Pope Francis: Satan Exploits Pandemic to Sow ‘Distrust, Desperation, Discord’

Pope Francis celebrates Mass in St. Peter's Basilica at the Vatican, Sunday, May 31, 2020. Francis celebrates a Pentecost Mass in St. Peter's Basilica on Sunday, albeit without members of the public in attendance. He will then go to his studio window to recite his blessing at noon to the …
Remo Casilli/Pool Photo via AP

ROME — Pope Francis urged Christians to take up their cross as Holy Week begins and resist the devil’s snares of discouragement and despair.

“We have begun Holy Week. For the second time we will live it within the context of the pandemic,” the pope said following his weekly Angelus prayer Sunday. “Last year we were more shaken up; this year it is more trying for us. And the economic crisis has become heavy.”

In the midst of these trials, which Satan tries to exploit to cause spiritual harm, we must unite to Christ’s passion, the pope proposed.

“In this historical and social situation, what is God doing?” he asked. “He takes up the cross. Jesus takes up the cross, that is, he takes on the evil that this situation entails, the physical and psychological evil — and above all the spiritual evil — because the Evil One is taking advantage of the crisis to disseminate distrust, desperation, and discord.”

“And us? What should we do?” he continued. “The one who shows us is the Virgin Mary, the Mother of Jesus, who is also his first disciple. She followed her Son. She took upon herself her own portion of suffering, of darkness, of confusion, and she walked the way of the passion keeping the lamp of faith lit in her heart.”

Holy Week, which commemorates the last week of Jesus’s life culminating in his passion and crucifixion, is the perfect time to unite our sufferings to His, Francis urged, and to assist those who struggle with their own crosses.

“With God’s grace, we too can make that journey,” he said. “And, along the daily way of the cross, we meet the faces of so many brothers and sisters in difficulty: let us not pass by, let us allow our hearts to be moved with compassion, and let us draw near.”

“When it happens, like the Cyrenian, we might think: ‘Why me?’ But then we will discover the gift that, without our own merit, has touched us,” he added, referring to Simon of Cyrene, whom Roman soliders forced to help Jesus carry his cross.

In his homily at Palm Sunday Mass, the pope offered a similar message, focusing on Christ’s love in the midst of suffering and betrayal.

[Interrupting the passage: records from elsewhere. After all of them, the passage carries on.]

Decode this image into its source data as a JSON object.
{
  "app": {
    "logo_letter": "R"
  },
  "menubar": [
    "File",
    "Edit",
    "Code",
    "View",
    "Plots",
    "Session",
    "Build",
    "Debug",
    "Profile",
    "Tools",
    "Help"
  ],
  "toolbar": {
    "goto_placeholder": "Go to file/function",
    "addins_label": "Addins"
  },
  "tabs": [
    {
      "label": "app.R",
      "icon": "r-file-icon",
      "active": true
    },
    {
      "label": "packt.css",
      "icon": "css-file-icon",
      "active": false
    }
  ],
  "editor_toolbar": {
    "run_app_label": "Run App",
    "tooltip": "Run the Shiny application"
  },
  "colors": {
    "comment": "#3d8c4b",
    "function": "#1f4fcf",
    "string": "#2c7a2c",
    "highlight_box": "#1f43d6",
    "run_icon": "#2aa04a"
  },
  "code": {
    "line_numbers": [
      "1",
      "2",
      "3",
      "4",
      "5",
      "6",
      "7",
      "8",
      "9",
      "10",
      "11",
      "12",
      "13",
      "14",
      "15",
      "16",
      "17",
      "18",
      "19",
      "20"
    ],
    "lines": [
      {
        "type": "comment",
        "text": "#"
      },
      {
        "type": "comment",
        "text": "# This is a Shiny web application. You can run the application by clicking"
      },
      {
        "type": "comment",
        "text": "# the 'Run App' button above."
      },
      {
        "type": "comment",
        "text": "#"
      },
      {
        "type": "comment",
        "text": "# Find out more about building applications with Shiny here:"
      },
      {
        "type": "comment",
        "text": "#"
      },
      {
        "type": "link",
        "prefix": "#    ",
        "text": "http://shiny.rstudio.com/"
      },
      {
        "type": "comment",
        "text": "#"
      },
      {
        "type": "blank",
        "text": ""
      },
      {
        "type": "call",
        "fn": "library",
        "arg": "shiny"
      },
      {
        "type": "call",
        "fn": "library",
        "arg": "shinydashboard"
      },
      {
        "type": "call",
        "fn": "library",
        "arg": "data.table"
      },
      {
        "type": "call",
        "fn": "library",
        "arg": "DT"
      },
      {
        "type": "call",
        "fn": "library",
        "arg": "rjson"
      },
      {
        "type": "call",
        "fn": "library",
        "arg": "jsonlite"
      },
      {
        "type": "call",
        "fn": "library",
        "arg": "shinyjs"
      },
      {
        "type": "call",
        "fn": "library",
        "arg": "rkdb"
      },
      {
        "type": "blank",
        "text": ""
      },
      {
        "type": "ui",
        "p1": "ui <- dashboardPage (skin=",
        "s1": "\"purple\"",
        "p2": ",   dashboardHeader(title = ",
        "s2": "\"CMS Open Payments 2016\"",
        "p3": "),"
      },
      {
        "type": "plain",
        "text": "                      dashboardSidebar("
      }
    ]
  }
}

“He experienced our deepest sorrows: failure, loss of everything, betrayal by a friend, even abandonment by God,” Francis reflected. “By experiencing in the flesh our deepest struggles and conflicts, he redeemed and transformed them.”

“His love draws close to our frailty; it touches the very things of which we are most ashamed,” he said. “Yet now we know that we are not alone: God is at our side in every affliction, in every fear; no evil, no sin will ever have the final word.”